Friday, June 30, 2006

Yeah, Lighten Up!

Steve and Karen have proclaimed it lighten up Friday. Sounds good to me! Karen even created a meme in its honor.

5 light things about me:

1) I like to sit in the dark.

2) My friend Jim has a suspicion that Joss Whedon has a thing for women who kick ass (he's the creator of Buffy, and his next project is Wonder Woman). Buffy fan that I am, I think I may be guilty of that too. This week I watched "Tank Girl" and "Aeon Flux" and really enjoyed them both! (No psychoanalysis please!)

3) I love comedies from the 70s. The other day I caught the end of one of my favorites--What's Up, Doc? It has the classic closing line, especially since it comes out of the mouth of Ryan O'Neal, who starred in "Love Story." Barbara Streisand says to him, "Love means never having to say you're sorry." To which O'Neal replies: "That's the stupidest thing I've ever heard."

4) I never injure myself in "normal" ways: I got my fingers jammed in a folding chair once, lost a couple of fingernails; I tripped over a cinder block and dislocated my elbow; I've needed stitches a couple of times: once when I cut my hand open with a pair of scissors, once when I slammed myself in the face with my own racquetball racket; and I almost needed stitches when I sliced my leg open on the steps inside the tank of a dunking booth.

5) I like to just show up and surprise people without notice (however, they don't always appreciate this).
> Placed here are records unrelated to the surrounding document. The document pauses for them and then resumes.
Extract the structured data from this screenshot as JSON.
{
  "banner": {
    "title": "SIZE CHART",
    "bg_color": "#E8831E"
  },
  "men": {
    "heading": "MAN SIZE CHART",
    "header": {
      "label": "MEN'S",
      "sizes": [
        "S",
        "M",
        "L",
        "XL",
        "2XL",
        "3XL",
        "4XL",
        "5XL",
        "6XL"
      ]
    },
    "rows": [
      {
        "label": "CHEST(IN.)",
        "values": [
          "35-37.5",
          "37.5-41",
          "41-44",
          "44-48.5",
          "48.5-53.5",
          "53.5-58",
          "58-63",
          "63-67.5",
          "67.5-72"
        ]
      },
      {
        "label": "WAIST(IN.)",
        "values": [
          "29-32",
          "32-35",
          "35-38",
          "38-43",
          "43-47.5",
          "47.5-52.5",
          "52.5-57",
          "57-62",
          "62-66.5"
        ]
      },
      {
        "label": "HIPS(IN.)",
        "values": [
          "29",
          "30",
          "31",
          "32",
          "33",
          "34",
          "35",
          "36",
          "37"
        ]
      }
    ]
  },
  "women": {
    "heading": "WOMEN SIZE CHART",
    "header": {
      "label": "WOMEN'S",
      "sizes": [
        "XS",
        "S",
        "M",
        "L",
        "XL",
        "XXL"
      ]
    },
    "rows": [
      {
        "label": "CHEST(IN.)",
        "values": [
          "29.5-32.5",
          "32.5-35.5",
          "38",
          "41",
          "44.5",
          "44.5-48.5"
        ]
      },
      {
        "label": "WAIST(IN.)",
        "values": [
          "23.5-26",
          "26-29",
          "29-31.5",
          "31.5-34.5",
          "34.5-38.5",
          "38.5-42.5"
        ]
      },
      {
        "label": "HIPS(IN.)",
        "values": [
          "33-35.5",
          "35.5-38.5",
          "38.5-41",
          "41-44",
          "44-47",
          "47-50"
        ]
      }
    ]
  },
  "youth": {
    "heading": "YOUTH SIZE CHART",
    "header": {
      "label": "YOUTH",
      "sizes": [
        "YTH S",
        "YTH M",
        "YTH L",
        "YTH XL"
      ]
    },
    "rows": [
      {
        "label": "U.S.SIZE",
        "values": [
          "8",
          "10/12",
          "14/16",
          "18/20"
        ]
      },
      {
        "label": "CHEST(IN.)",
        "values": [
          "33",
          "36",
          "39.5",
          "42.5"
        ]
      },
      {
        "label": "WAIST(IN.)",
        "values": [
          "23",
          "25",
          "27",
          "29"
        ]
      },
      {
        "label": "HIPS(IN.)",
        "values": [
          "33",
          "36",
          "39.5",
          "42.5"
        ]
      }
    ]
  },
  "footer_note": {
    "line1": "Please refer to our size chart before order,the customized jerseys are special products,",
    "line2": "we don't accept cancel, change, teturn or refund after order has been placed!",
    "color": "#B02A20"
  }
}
And since we're talking about lightening up, I recommend this article by Dolores Curran. It's about ten years old now, but still poignant. Here's a glimpse:

Humor has been called a recess for the spirit and laughter a little like changing a baby’s diaper. You know it won’t change anything permanently but it will make everything O.K. for a while. Humor offers multiple gifts. It gives us a sense of perspective. For example, how could I feel self-important after a woman told me she was reading my column for Lent?

We can get so overly concerned about trivialities in our daily lives that only later do we recognize the absurd importance we granted them at the time. We shake our heads and wonder why we didn’t laugh at them instead of allowing them to disturb our serenity. Humor invites us to examine life in an unconventional, offbeat and delightful way, as children do. A grandmother in one of my workshops shared that when she was feeding lunch to her grandchildren, one said in distress, “Grandma, we forgot to pray. We always pray at our other grandma’s.”

His older sister shushed him, saying, “Jeffrey, we don’t have to pray here. This grandma’s food is always good.”

Humor instills in us a sense of joy. Watching a baby discover her feet for the first time or hearing a youngster describe the monster in his closet leads our bones to laughter and our souls to joy. Reinhold Niebuhr asserted, “Humor is prelude to faith and laughter is the beginning of prayer.” How contrary these words are to sacred-is-grim adherents! Sadly, they would be likely to reject them simply because they have so little experience of joy in the ordinary which erupts into spontaneous prayer.

Humor gives us an opportunity to acknowledge our shortcomings, as the obese comedian did when he introduced himself as a recovering anorexic. We all have shortcomings, but we spend most of our lives trying to conceal them. Often, humor allows us to admit to them publicly, to acknowledge that we aren’t perfect. Humor, after all, springs from the same root as humility, human and humus—“earthiness.”


read the whole thing.

2 Comments:

Blogger Karen said...

I got my finger caught in a folding chair once, too. I was five, how about you?

Also, once after nap time in the first grade, I discovered I'd someone lodged myself in my desk in some way from which no one could extract me, and the teacher had to call the janitor to saw me out. Literally. My college sorority awared me "Klutz of the Year", after I won "Klutz of the Week" enough times to retire it. A trend that has not changed.

The mystery limp that I woke up with in Azpeitia is probably not so much Ignatian stimata as it is some kind of lifetime achievement award...

You're right, this is definitely a better way to spend a Friday than arguing over ... well, you know.

8:28 PM  
Blogger DilexitPrior said...

I never injure myself in "normal" ways

I don't know. . . I think I might have you beat. I broke my arm running into a telephone pole on a bike. I've cut myself with plastic safety scissors. I broke my arm another time jumping to swing on a metal bar above the doorway of a baseball dugout (I missed the bar by the way). I've gotten a concusion by not catching a basketball that was passed to me. I've stappled my finger when playing with a stappler and the staple was all the way into my finger. I've swallowed a whole bottle of fluoride drops and had to have my stomach pumped (this was stupidity, not depression). I've put a bee-bee (sp?) from a bee-bee gun in my ear. I stuck my hand into an active hornets nest and ended up with a dozen stings on my hand and lower part of my arm and a swollen hand for weeks. I've tripped on my shoelaces and did a faceplant on pavement...as you can tell, I was a fun child to have around... may God bless my mother. Her purgation has taken place raising me.